A couple of thoughts.....
First, last night we had a really interesting voice on the growing scandal at the Walter Reed Medical facility -- Tammy Duckworth. You probably remember her as a decorated Iraq war veteran. Duckworth's Blackhawk helicopter was shot down by a rocket propelled grenade. The attack left Duckworth a double-amputee. She later became an outspoken critic of how the Bush administration has prosecuted the war. In the mid-term elections, she ran for the 6th congressional seat in Illinois and lost. Last night, in the context of the growing scandal about the quality of care and conditions at the Walter Reed Medical Center, Duckworth talked to us about her 13 months of care. She had praise for her physicians and therapists at Walter Reed, but did say the number of war-wounded is overwhelming the under-staffed facility. She's now director of the Illinois Veterans' Affairs Department.

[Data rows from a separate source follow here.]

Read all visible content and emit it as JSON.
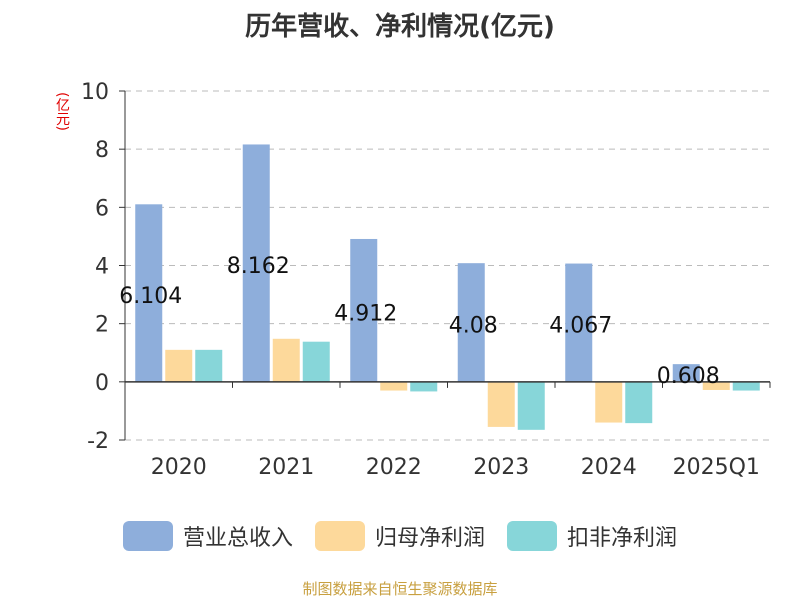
{
  "title": "历年营收、净利情况(亿元)",
  "unit": "(亿元)",
  "source": "制图数据来自恒生聚源数据库",
  "chart_data": {
    "type": "bar",
    "categories": [
      "2020",
      "2021",
      "2022",
      "2023",
      "2024",
      "2025Q1"
    ],
    "series": [
      {
        "name": "营业总收入",
        "color": "#8eaedb",
        "values": [
          6.104,
          8.162,
          4.912,
          4.08,
          4.067,
          0.608
        ]
      },
      {
        "name": "归母净利润",
        "color": "#fdd99b",
        "values": [
          1.1,
          1.48,
          -0.3,
          -1.55,
          -1.4,
          -0.28
        ]
      },
      {
        "name": "扣非净利润",
        "color": "#87d6d9",
        "values": [
          1.1,
          1.38,
          -0.33,
          -1.65,
          -1.42,
          -0.3
        ]
      }
    ],
    "data_labels": [
      "6.104",
      "8.162",
      "4.912",
      "4.08",
      "4.067",
      "0.608"
    ],
    "ylim": [
      -2,
      10
    ],
    "yticks": [
      -2,
      0,
      2,
      4,
      6,
      8,
      10
    ],
    "grid": true,
    "legend_position": "bottom"
  }
}
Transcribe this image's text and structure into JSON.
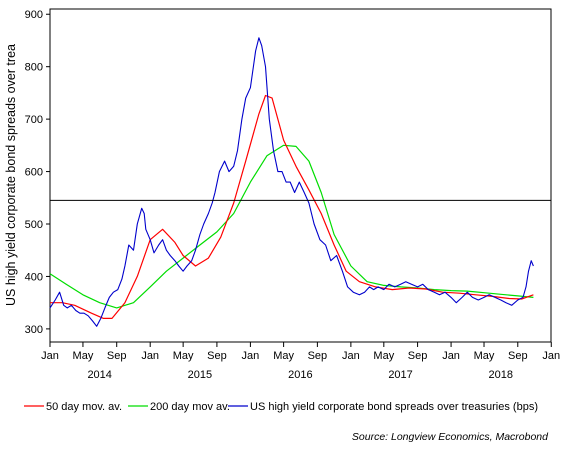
{
  "chart_data": {
    "type": "line",
    "ylabel": "US high yield corporate bond spreads over trea",
    "ylim": [
      275,
      910
    ],
    "yticks": [
      300,
      400,
      500,
      600,
      700,
      800,
      900
    ],
    "xlim": [
      "2014-01-01",
      "2018-12-31"
    ],
    "xtick_months": [
      "Jan",
      "May",
      "Sep",
      "Jan",
      "May",
      "Sep",
      "Jan",
      "May",
      "Sep",
      "Jan",
      "May",
      "Sep",
      "Jan",
      "May",
      "Sep",
      "Jan"
    ],
    "xtick_dates": [
      "2014-01-01",
      "2014-05-01",
      "2014-09-01",
      "2015-01-01",
      "2015-05-01",
      "2015-09-01",
      "2016-01-01",
      "2016-05-01",
      "2016-09-01",
      "2017-01-01",
      "2017-05-01",
      "2017-09-01",
      "2018-01-01",
      "2018-05-01",
      "2018-09-01",
      "2019-01-01"
    ],
    "xtick_years": [
      "2014",
      "2015",
      "2016",
      "2017",
      "2018"
    ],
    "year_label_dates": [
      "2014-07-01",
      "2015-07-01",
      "2016-07-01",
      "2017-07-01",
      "2018-07-01"
    ],
    "reference_line": 545,
    "series": [
      {
        "name": "US high yield corporate bond spreads over treasuries (bps)",
        "color": "#0000cc",
        "x": [
          "2014-01-01",
          "2014-01-20",
          "2014-02-05",
          "2014-02-20",
          "2014-03-05",
          "2014-03-20",
          "2014-04-05",
          "2014-04-20",
          "2014-05-05",
          "2014-05-20",
          "2014-06-05",
          "2014-06-20",
          "2014-07-05",
          "2014-07-20",
          "2014-08-05",
          "2014-08-20",
          "2014-09-05",
          "2014-09-20",
          "2014-10-01",
          "2014-10-15",
          "2014-11-01",
          "2014-11-15",
          "2014-12-01",
          "2014-12-10",
          "2014-12-16",
          "2015-01-01",
          "2015-01-15",
          "2015-02-01",
          "2015-02-15",
          "2015-03-01",
          "2015-03-15",
          "2015-04-01",
          "2015-04-15",
          "2015-05-01",
          "2015-05-15",
          "2015-06-01",
          "2015-06-15",
          "2015-07-01",
          "2015-07-15",
          "2015-08-01",
          "2015-08-15",
          "2015-08-25",
          "2015-09-10",
          "2015-09-29",
          "2015-10-15",
          "2015-11-01",
          "2015-11-15",
          "2015-12-01",
          "2015-12-15",
          "2016-01-01",
          "2016-01-20",
          "2016-02-01",
          "2016-02-11",
          "2016-02-25",
          "2016-03-10",
          "2016-03-25",
          "2016-04-10",
          "2016-04-25",
          "2016-05-10",
          "2016-05-25",
          "2016-06-10",
          "2016-06-27",
          "2016-07-15",
          "2016-08-01",
          "2016-08-20",
          "2016-09-10",
          "2016-10-01",
          "2016-10-20",
          "2016-11-10",
          "2016-12-01",
          "2016-12-20",
          "2017-01-10",
          "2017-02-01",
          "2017-02-20",
          "2017-03-10",
          "2017-03-25",
          "2017-04-10",
          "2017-05-01",
          "2017-05-20",
          "2017-06-10",
          "2017-07-01",
          "2017-07-20",
          "2017-08-10",
          "2017-09-01",
          "2017-09-20",
          "2017-10-10",
          "2017-11-01",
          "2017-11-20",
          "2017-12-10",
          "2018-01-01",
          "2018-01-20",
          "2018-02-10",
          "2018-03-01",
          "2018-03-20",
          "2018-04-10",
          "2018-05-01",
          "2018-05-20",
          "2018-06-10",
          "2018-07-01",
          "2018-07-20",
          "2018-08-10",
          "2018-09-01",
          "2018-09-20",
          "2018-10-01",
          "2018-10-10",
          "2018-10-20",
          "2018-10-28"
        ],
        "y": [
          340,
          355,
          370,
          345,
          340,
          345,
          335,
          330,
          330,
          325,
          315,
          305,
          320,
          340,
          360,
          370,
          375,
          395,
          420,
          460,
          450,
          500,
          530,
          520,
          490,
          470,
          445,
          460,
          470,
          450,
          440,
          430,
          420,
          410,
          420,
          430,
          450,
          480,
          500,
          520,
          540,
          560,
          600,
          620,
          600,
          610,
          640,
          700,
          740,
          760,
          830,
          855,
          840,
          800,
          700,
          640,
          600,
          600,
          580,
          580,
          560,
          580,
          560,
          540,
          500,
          470,
          460,
          430,
          440,
          410,
          380,
          370,
          365,
          370,
          380,
          375,
          380,
          375,
          385,
          380,
          385,
          390,
          385,
          380,
          385,
          375,
          370,
          365,
          370,
          360,
          350,
          360,
          370,
          360,
          355,
          360,
          365,
          360,
          355,
          350,
          345,
          355,
          360,
          380,
          410,
          430,
          420
        ]
      },
      {
        "name": "50 day mov. av.",
        "color": "#ff0000",
        "x": [
          "2014-01-01",
          "2014-02-15",
          "2014-04-01",
          "2014-06-01",
          "2014-07-15",
          "2014-08-15",
          "2014-10-01",
          "2014-11-15",
          "2015-01-01",
          "2015-02-15",
          "2015-04-01",
          "2015-05-01",
          "2015-06-15",
          "2015-08-01",
          "2015-09-15",
          "2015-11-01",
          "2015-12-15",
          "2016-02-01",
          "2016-02-25",
          "2016-03-20",
          "2016-05-01",
          "2016-06-15",
          "2016-08-01",
          "2016-09-15",
          "2016-11-01",
          "2016-12-15",
          "2017-02-01",
          "2017-04-01",
          "2017-06-01",
          "2017-08-01",
          "2017-10-01",
          "2017-12-01",
          "2018-02-01",
          "2018-04-01",
          "2018-06-01",
          "2018-08-01",
          "2018-09-15",
          "2018-10-28"
        ],
        "y": [
          350,
          350,
          345,
          330,
          320,
          320,
          350,
          400,
          470,
          490,
          465,
          440,
          420,
          435,
          475,
          540,
          620,
          710,
          745,
          740,
          660,
          610,
          565,
          520,
          460,
          410,
          390,
          380,
          375,
          378,
          376,
          370,
          368,
          365,
          362,
          358,
          357,
          365
        ]
      },
      {
        "name": "200 day mov av.",
        "color": "#00dd00",
        "x": [
          "2014-01-01",
          "2014-03-01",
          "2014-05-01",
          "2014-07-01",
          "2014-09-01",
          "2014-11-01",
          "2015-01-01",
          "2015-03-01",
          "2015-05-01",
          "2015-07-01",
          "2015-09-01",
          "2015-11-01",
          "2016-01-01",
          "2016-03-01",
          "2016-05-01",
          "2016-06-15",
          "2016-08-01",
          "2016-09-15",
          "2016-11-01",
          "2017-01-01",
          "2017-03-01",
          "2017-05-01",
          "2017-07-01",
          "2017-09-01",
          "2017-11-01",
          "2018-01-01",
          "2018-03-01",
          "2018-05-01",
          "2018-07-01",
          "2018-09-01",
          "2018-10-28"
        ],
        "y": [
          405,
          385,
          365,
          350,
          340,
          350,
          380,
          410,
          435,
          460,
          485,
          520,
          580,
          630,
          650,
          648,
          620,
          560,
          480,
          420,
          390,
          383,
          380,
          378,
          375,
          373,
          372,
          369,
          366,
          363,
          360
        ]
      }
    ],
    "legend": {
      "position": "bottom"
    },
    "source": "Source: Longview Economics, Macrobond"
  }
}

Next, can we really keep our kids safe from monsters? Given the thoughtful three-part series
on sexual predators in the New York Times this week, we've been mulling whether predators are hard-wired to be predators and whether they can ever really stop. More and more states (New York could be the 20th) have passed civil commitment laws which effectively keep convicted predators off the streets even after they've served their prison time. The idea is to commit them to rehabilitation programs in secure facilities. It is nearly 5-times as costly as incarceration. But perhaps more to the point: There seems virtually no evidence predators can actually be "cured." Discussions about this sound like alcoholism in that you can never be cured but the key is to control the urge. Today, when a Florida jury convicted John Couey in the monstrous murder and abuse of 9-year-old Jessica Lunsford, we realized we should pull all these strands together for tonight. After all, Couey has a history of preying on children. He couldn't stop. With everything we know now, our special tonight is called, "Monsters Next Door, Can They Be Stopped?"